Lack of constancy or staff, making a good car every ten years and using all your good staff to do well at Range Rover is its own sword of damocles.
Determining management decisions, sometimes they are wrong, sometimes you cannot do more, it is much more complex than it seems
Sorry for the off-topic
I am a little tired of the car after looking at it during the development for the last 30 years or so. But I like the design, its very Mercedes. Beautiful? Yes, I would say so.
I don't want to sound pedantic, but I think using precise words to describe one's aesthetic judgment is essential to conveying one's aesthetic judgment and fostering a productive dialogue about automotive design without falling back on truisms such as "this car pleases my personal taste or not."
For example, I hear some of you speak of a lack of "emotions" or a sense of "thrill" in the One's design. You are correct in your judgement because the One's designers had a "beautiful" design in mind, not a "sublime" one. The former judgement/concept describes an aesthetic harmony between taste and pleasure, whereas the latter relies on defying/defamiliarizing/surprising our sensibilities concerning beauty. The Valkyrie is sublime looking, for example, just as one might consider another person's appearance "beautiful"--which presupposes an agreement with pleasing the senses--and consider another person "hot"--which alludes to something more illusive and sensational if not altogether beautiful. There is also the third category of "functional" designs, which are dictated more by technical requirements and can have their own beauty or thrill if well executed, e.g., GMA T.50. Automotive designs almost always actualize as a combination of the three concepts. Still, depending on the executive designer/manufacturer's approach, one aesthetic tendency usually dominates the rest. For example, Gorden Wagener, the One's designer, almost exclusively designs beautiful, 'sensuous,' eye-pleasing cars, which are not always thrilling to behold. We, as laymen, can judge automotive designs within the boundaries of these concepts and distinctions--which have been passed down to us from 19th-century aesthetic philosophy and after--and we can choose to like or dislike a certain design depending on what we personally prefer to see and feel in a design. Personally, I prefer sublime designs (and the hot person) to the beautiful variety when I have to choose, so I can see a beautiful car such as the new SL, call it "beautiful," but also find it unmoving and ultimately not to my taste.
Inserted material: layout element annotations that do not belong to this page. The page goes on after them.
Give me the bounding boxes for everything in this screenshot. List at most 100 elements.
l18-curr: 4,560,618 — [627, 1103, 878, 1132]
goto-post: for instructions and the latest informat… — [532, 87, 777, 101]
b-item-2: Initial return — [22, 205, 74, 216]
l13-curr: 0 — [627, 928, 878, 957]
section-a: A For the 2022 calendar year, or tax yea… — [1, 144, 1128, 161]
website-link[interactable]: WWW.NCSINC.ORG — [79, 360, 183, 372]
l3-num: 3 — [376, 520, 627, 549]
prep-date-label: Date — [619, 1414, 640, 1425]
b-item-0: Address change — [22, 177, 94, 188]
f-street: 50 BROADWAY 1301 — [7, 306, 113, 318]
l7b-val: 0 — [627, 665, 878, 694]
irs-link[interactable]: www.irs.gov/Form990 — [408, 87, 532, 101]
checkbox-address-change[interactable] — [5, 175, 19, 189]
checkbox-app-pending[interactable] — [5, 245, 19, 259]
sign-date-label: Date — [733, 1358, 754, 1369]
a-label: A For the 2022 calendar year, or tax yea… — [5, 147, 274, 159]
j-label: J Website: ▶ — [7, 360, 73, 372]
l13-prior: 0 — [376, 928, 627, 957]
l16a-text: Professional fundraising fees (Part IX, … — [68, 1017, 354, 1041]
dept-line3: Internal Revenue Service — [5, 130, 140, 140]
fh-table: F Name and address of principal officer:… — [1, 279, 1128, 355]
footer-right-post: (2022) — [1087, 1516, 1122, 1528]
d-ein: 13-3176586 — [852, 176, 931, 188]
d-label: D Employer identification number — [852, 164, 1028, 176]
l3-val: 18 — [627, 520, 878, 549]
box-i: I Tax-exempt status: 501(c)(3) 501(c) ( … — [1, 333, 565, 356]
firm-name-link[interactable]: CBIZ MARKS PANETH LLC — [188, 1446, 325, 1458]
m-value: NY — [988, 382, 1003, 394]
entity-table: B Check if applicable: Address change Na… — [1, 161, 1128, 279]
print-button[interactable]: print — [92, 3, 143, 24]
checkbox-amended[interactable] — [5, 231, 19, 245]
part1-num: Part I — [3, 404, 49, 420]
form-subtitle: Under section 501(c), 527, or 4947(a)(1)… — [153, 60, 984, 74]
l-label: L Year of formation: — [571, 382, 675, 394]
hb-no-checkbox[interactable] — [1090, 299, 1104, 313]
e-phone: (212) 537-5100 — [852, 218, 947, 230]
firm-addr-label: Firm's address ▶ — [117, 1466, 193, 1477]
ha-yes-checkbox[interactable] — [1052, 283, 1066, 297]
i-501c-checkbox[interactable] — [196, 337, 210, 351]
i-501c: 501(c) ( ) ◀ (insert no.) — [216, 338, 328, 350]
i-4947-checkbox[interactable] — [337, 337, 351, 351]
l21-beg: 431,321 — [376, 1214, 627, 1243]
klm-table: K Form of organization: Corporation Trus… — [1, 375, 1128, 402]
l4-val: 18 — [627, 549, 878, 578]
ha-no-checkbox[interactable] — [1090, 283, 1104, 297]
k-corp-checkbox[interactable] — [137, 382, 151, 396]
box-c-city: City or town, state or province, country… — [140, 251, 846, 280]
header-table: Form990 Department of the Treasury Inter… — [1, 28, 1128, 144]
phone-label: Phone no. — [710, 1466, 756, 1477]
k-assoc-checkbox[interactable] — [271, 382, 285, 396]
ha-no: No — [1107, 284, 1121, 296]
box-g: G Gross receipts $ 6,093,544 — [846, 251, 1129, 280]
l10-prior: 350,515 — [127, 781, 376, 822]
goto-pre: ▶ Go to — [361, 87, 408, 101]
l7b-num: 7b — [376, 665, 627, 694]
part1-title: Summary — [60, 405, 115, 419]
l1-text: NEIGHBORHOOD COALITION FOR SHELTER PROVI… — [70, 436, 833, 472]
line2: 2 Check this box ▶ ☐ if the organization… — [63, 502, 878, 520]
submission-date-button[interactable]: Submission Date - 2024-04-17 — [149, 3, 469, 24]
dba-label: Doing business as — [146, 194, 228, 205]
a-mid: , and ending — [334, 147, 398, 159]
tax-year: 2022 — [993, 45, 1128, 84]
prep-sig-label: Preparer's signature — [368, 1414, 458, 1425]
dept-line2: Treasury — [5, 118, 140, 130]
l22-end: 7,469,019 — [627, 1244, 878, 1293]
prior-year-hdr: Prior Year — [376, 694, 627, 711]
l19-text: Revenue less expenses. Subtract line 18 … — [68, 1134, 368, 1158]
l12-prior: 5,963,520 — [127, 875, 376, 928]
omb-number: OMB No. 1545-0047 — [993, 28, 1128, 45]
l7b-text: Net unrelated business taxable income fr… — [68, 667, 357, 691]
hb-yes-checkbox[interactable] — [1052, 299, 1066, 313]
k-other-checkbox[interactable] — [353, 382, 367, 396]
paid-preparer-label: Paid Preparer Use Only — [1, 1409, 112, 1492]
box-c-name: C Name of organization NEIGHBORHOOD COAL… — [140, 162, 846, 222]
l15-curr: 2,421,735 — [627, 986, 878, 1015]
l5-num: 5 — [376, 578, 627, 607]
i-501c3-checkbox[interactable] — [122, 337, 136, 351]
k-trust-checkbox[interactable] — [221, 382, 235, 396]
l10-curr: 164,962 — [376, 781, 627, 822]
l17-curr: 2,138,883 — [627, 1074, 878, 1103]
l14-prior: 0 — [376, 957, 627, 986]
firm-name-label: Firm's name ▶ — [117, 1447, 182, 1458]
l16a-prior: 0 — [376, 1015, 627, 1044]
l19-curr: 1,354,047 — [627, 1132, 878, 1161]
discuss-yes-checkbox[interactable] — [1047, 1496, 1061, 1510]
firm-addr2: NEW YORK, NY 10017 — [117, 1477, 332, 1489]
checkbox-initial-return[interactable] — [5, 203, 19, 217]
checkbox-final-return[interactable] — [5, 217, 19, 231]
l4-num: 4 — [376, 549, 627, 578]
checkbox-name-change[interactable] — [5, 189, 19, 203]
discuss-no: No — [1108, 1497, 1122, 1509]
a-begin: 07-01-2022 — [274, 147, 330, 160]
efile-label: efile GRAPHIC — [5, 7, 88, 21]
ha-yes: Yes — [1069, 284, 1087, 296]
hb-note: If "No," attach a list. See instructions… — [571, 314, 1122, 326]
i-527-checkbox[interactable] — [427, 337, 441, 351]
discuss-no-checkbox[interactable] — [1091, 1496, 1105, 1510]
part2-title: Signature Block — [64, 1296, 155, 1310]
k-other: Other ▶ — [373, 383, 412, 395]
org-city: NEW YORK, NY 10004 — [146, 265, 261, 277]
Nope, it's a piece of crap for looks. Mercedes Benz could have done much better than this but made it dog ugly. There are tons of hypercars from less known brands that look better than the AMG One. I have totally lost interest in this car, the hype that started in 2017 has vanished as Mercedes dragged their heals to bring it to production. The production spec car neither matches their previous performance targets.Who finds the car beautiful?
Since few people will ever see this extraordinary vehicle live, let alone drive it, there will be a three-part TV documentary about the entire and very elaborate project of 45min each this year or next.